If none of these things get results, legal action may be your last resort. If you decide to sue (or at least threaten to sue), two common approaches are:
- Illinois Implied Warrant Workmanship
- Note that this does not typically apply to new construction, as this Implied Warranty is almost always waived when the developer gives you their warranty with the new construction developer contract.
- Illinois Consumer Fraud & Deceptive Business Practices Act
Illinois Implied Warrant Workmanship
Here in Illinois, construction work is covered by an Implied Warranty of Workmanship. This one-year warranty applies whether or not there is a specific warranty written into the contract. Here is a good overview of it: https://www.levelset.com/blog/workmanship-warranty/.
This warranty allows you to sue for work that you can prove was done poorly. You cannot, however, recover attorney fees, which can be substantial. On the plus side, there is also a lower threshold of proof. You do not need to prove that the contractor was misleading or fraudulent, just that the work was not done in a workmanlike fashion.

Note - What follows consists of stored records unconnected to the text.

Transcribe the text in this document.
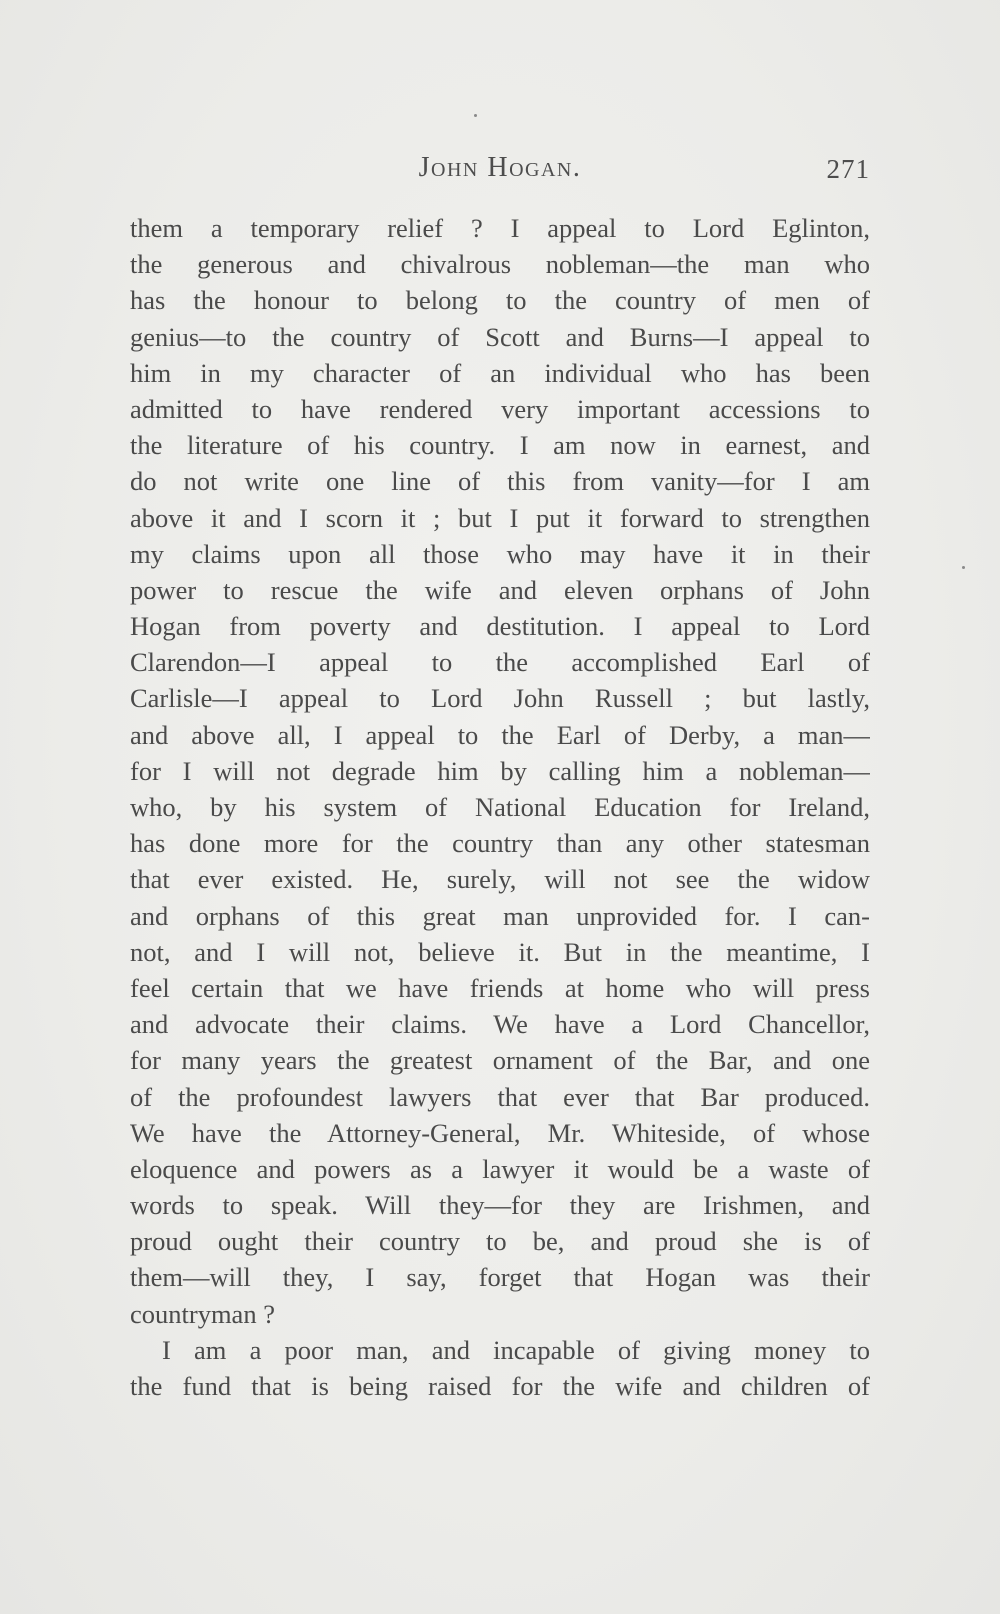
John Hogan.	271
them a temporary relief ? I appeal to Lord Eglinton,
the generous and chivalrous nobleman—the man who
has the honour to belong to the country of men of
genius—to the country of Scott and Burns—I appeal to
him in my character of an individual who has been
admitted to have rendered very important accessions to
the literature of his country. I am now in earnest, and
do not write one line of this from vanity—for I am
above it and I scorn it ; but I put it forward to strengthen
my claims upon all those who may have it in their
power to rescue the wife and eleven orphans of John
Hogan from poverty and destitution. I appeal to Lord
Clarendon—I appeal to the accomplished Earl of
Carlisle—I appeal to Lord John Russell ; but lastly,
and above all, I appeal to the Earl of Derby, a man—
for I will not degrade him by calling him a nobleman—
who, by his system of National Education for Ireland,
has done more for the country than any other statesman
that ever existed. He, surely, will not see the widow
and orphans of this great man unprovided for. I can-
not, and I will not, believe it. But in the meantime, I
feel certain that we have friends at home who will press
and advocate their claims. We have a Lord Chancellor,
for many years the greatest ornament of the Bar, and one
of the profoundest lawyers that ever that Bar produced.
We have the Attorney-General, Mr. Whiteside, of whose
eloquence and powers as a lawyer it would be a waste of
words to speak. Will they—for they are Irishmen, and
proud ought their country to be, and proud she is of
them—will they, I say, forget that Hogan was their
countryman ?
I am a poor man, and incapable of giving money to
the fund that is being raised for the wife and children of
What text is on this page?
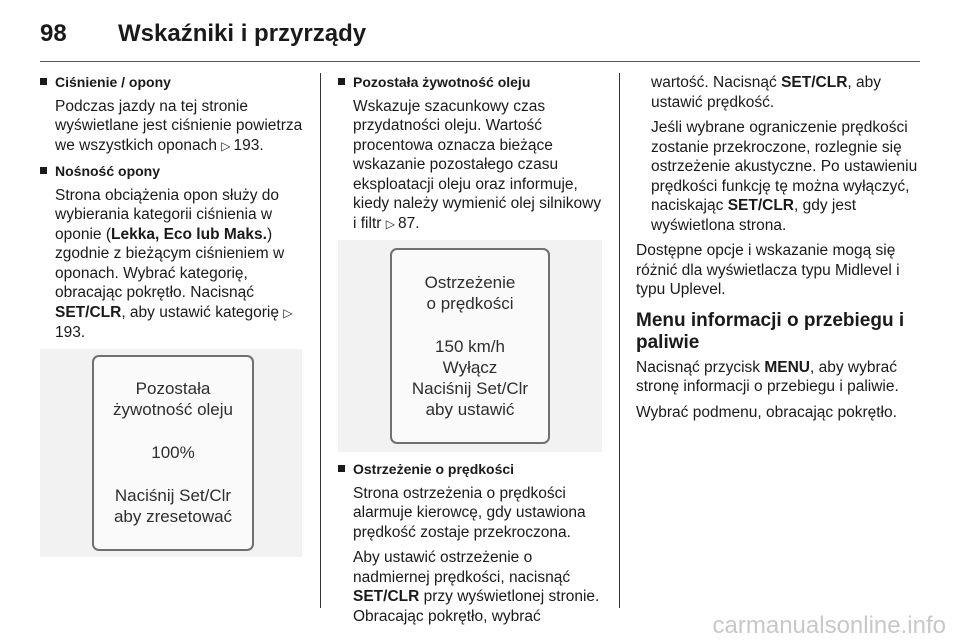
98	Wskaźniki i przyrządy
Ciśnienie / opony
Podczas jazdy na tej stronie wyświetlane jest ciśnienie powietrza we wszystkich oponach ▷ 193.
Nośność opony
Strona obciążenia opon służy do wybierania kategorii ciśnienia w oponie (Lekka, Eco lub Maks.) zgodnie z bieżącym ciśnieniem w oponach. Wybrać kategorię, obracając pokrętło. Nacisnąć SET/CLR, aby ustawić kategorię ▷193.
Pozostała
żywotność oleju
100%
Naciśnij Set/Clr
aby zresetować
Pozostała żywotność oleju
Wskazuje szacunkowy czas przydatności oleju. Wartość procentowa oznacza bieżące wskazanie pozostałego czasu eksploatacji oleju oraz informuje, kiedy należy wymienić olej silnikowy i filtr ▷ 87.
Ostrzeżenie
o prędkości
150 km/h
Wyłącz
Naciśnij Set/Clr
aby ustawić
Ostrzeżenie o prędkości
Strona ostrzeżenia o prędkości alarmuje kierowcę, gdy ustawiona prędkość zostaje przekroczona.
Aby ustawić ostrzeżenie o nadmiernej prędkości, nacisnąć SET/CLR przy wyświetlonej stronie. Obracając pokrętło, wybrać
wartość. Nacisnąć SET/CLR, aby ustawić prędkość.
Jeśli wybrane ograniczenie prędkości zostanie przekroczone, rozlegnie się ostrzeżenie akustyczne. Po ustawieniu prędkości funkcję tę można wyłączyć, naciskając SET/CLR, gdy jest wyświetlona strona.
Dostępne opcje i wskazanie mogą się różnić dla wyświetlacza typu Midlevel i typu Uplevel.
Menu informacji o przebiegu i paliwie
Nacisnąć przycisk MENU, aby wybrać stronę informacji o przebiegu i paliwie.
Wybrać podmenu, obracając pokrętło.
carmanualsonline.info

Illinois Consumer Fraud & Deceptive Business Practices Act
Threatening to sue under the Illinois Consumer Fraud & Deceptive Business Practices Act can be a more effective coercive threat to the contractor since you can also recover attorney fees. This can make a world of difference because even a cheap lawsuit might cost $15,000 in attorney fees, which could be more than the physical damage to the property. As an example, I recently represented a buyer in Ukrainian Village who had requested that the seller fix some plumbing issues uncovered during the inspection. The seller agreed, but after the purchase, the pipe burst, causing about $3,000 in damages. Although a plumber confirmed that the soldering work had been defective, the cost of a lawsuit would have exceeded the damage to the property.
Under the Act, if a contractor did the work in a way which would not really repair the problem but instead merely was a temporary fix or concealed the degree of the problem that could create liability. Misrepresentation of the work, whether intentional or unintentional, as well as merely staying silent instead of informing the client of important issues, could also be actionable.
If you get to the point of legal action, I would strongly suggest contacting a lawyer to explore your options. While I can provide a framework and some ideas as to your legal options, every situation is different and a good lawyer will be able to discuss your options given your circumstances.